China’s Anti-Blogging Strategy: Tell the Truth, and Fast
New America Media, News Analysis, Xujun Eberlein Posted: Jul 29, 2009
Two seemingly unrelated but notable events took place on July 24th in China. In the morning, the official news agency Xinhua published an article titled "Ten Suggestions for Local Governments on How to Respond to Internet Opinion." In a commanding tone, the article argued that local governments should release information early, "reporting facts fast, reporting causes with caution." Crisis management is actually "crisis communication management," it asserted. It cites that the "open government information regulations" require "being open as the principle, not being open as an exception."
The call to "tell the truth and tell it fast" coming from a government mouthpiece surprised some Chinese dissidents who have long been protesting the government’s strict media control. An active dissident on Twitter dismissed the article as "just some journalist's opinion," even though the official tone of the article suggests a high-level policy command disguised as an opinion piece, which is not unusual in China.
As if it were a test of the government's new media policy, that same day, violence erupted in Tonghua, Jilin. Thousands of workers of the Tonghua Steel Corp protested a private takeover of their company, which had a 50-year history of state ownership. The steel factory had already suffered a failed privatization attempt from the same company. It was recovering from that and last year's financial crisis, when the renewed and expanded ownership was announced.
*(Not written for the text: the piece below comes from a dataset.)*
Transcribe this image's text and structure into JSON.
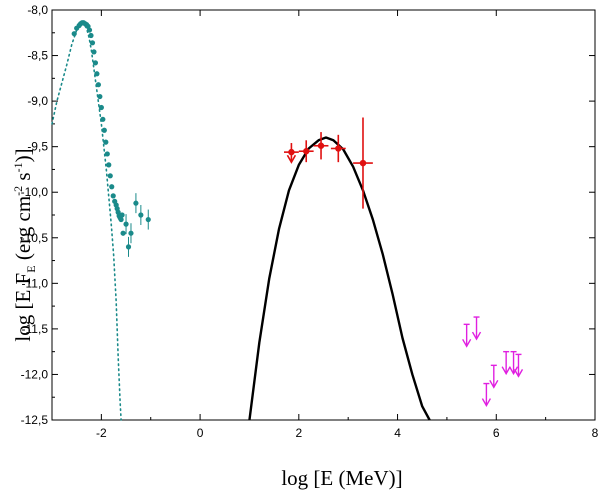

Angry workers beat to death the new general manager appointed by the private company, Jianlong of Beijing, on his first day at work. The workers gradually dispersed only after the Jilin provincial government announced its on-the-site decision to have the private company withdraw from Tonghua Steel's business. Some Chinese netizens called the event "the first workers movement since 1949" – the year Communist rule in China began.
As a test of the new media policy, it seems to have failed. For three days, China's media kept totally silent on the shocking incident. Not even independent newspapers such as Caijing said a word. On every commercial Web portal, posts and discussions on the Tonghua riot were quickly deleted. The Western media first learned the news from a Hong Kong human rights group and reported the incident briefly on July 25.
Meanwhile, Chinese bloggers acted faster than the government's media controllers, and one detailed eye-witness account ended up on overseas Chinese Web sites and was circulated around the world. It could no longer be deleted. (An English translation of this account can be found on the Hong Kong-based ESWN, one of the most popular China blogs.) So far no Western media outlet has cited this far more informative account, whose content seems to be verified by various sources, including the government's own belated reporting.
China's media waited until July 27 to react. Curiously, this time English reporting led the way. The first article this reporter found was published on China Daily's English Web site, titled "Manager Killed in Plant Riot." This was followed by Chinese-language reports in several major newspapers. (Small publications may have been waiting to see which direction the wind was blowing.) While the Chinese media did not follow the aforementioned policy advice to "tell the truth fast," they nonetheless acted according to the second part of it, i.e., "report causes with caution." The articles were terse and dry reports with little analysis.
To be fair, for government-controlled media with a reputation for directing public opinion and suppressing real journalism, the attempt to "tell the truth" should be viewed as progress. The problem, however, is that the policy suggestions treat telling the truth as a tactic rather than a principle. The authors apparently have not forgotten Mao's famous teaching, "Policy and tactics are the life of the Party."
On Monday afternoon, the Jilin provincial government issued a press release defending its failed effort to privatize Tonghua Steel. It called the takeover plan "carefully researched" and its implementation "legal," while using customary language to accuse "a small number of individuals of agitating others who didn't know the truth" and starting the riot.
Though the Tonghua riot appears to be anti-privatization, Internet accounts of the incident indicate that the primary cause of the workers' resentment was income polarization and crony capitalism. The general manager who was beaten to death, Chen Guojun, was said to have an annual salary of 3 million yuan; in comparison, a Tonghua steel worker's salary may be as low as 200 yuan per month. Meanwhile, the Jilin government's alliance with the private company Jianlong was seen as an attempt to sell out the workers and fill the pockets of the rich and powerful. The owner of Jianlong is said to have deep family connections with high-level government officials.
Whether or not the Tonghua workers' accusations of "collusion between government and rich businessmen" is true, crony capitalism is an acute reality in China that has been addressed by many scholars, notably Tsinghua University's sociology professors Sun Liping and Qin Hui. An MIT economist, Yasheng Huang, also discussed it in his recent book, “Capitalism with Chinese Characteristics: Entrepreneurship and the state.” An American journalist, Philip Pan, vividly described such realities in his book “Out of Mao's Shadow.” The institutional cause of China's crony capitalism is the lack of checks on power. Without political reform, the great achievements of China's economic reforms might one day be destroyed by social upheavals caused by wealth polarization.
The media policy prescribed by the Xinhua article, even if it were followed, does not address this problem. While quick reporting might quell the escalation of netizen outrage, it does not help the steelworkers. These stalwart symbols of labor’s contribution to Communist China point at the necessity of new reform, not new tactics.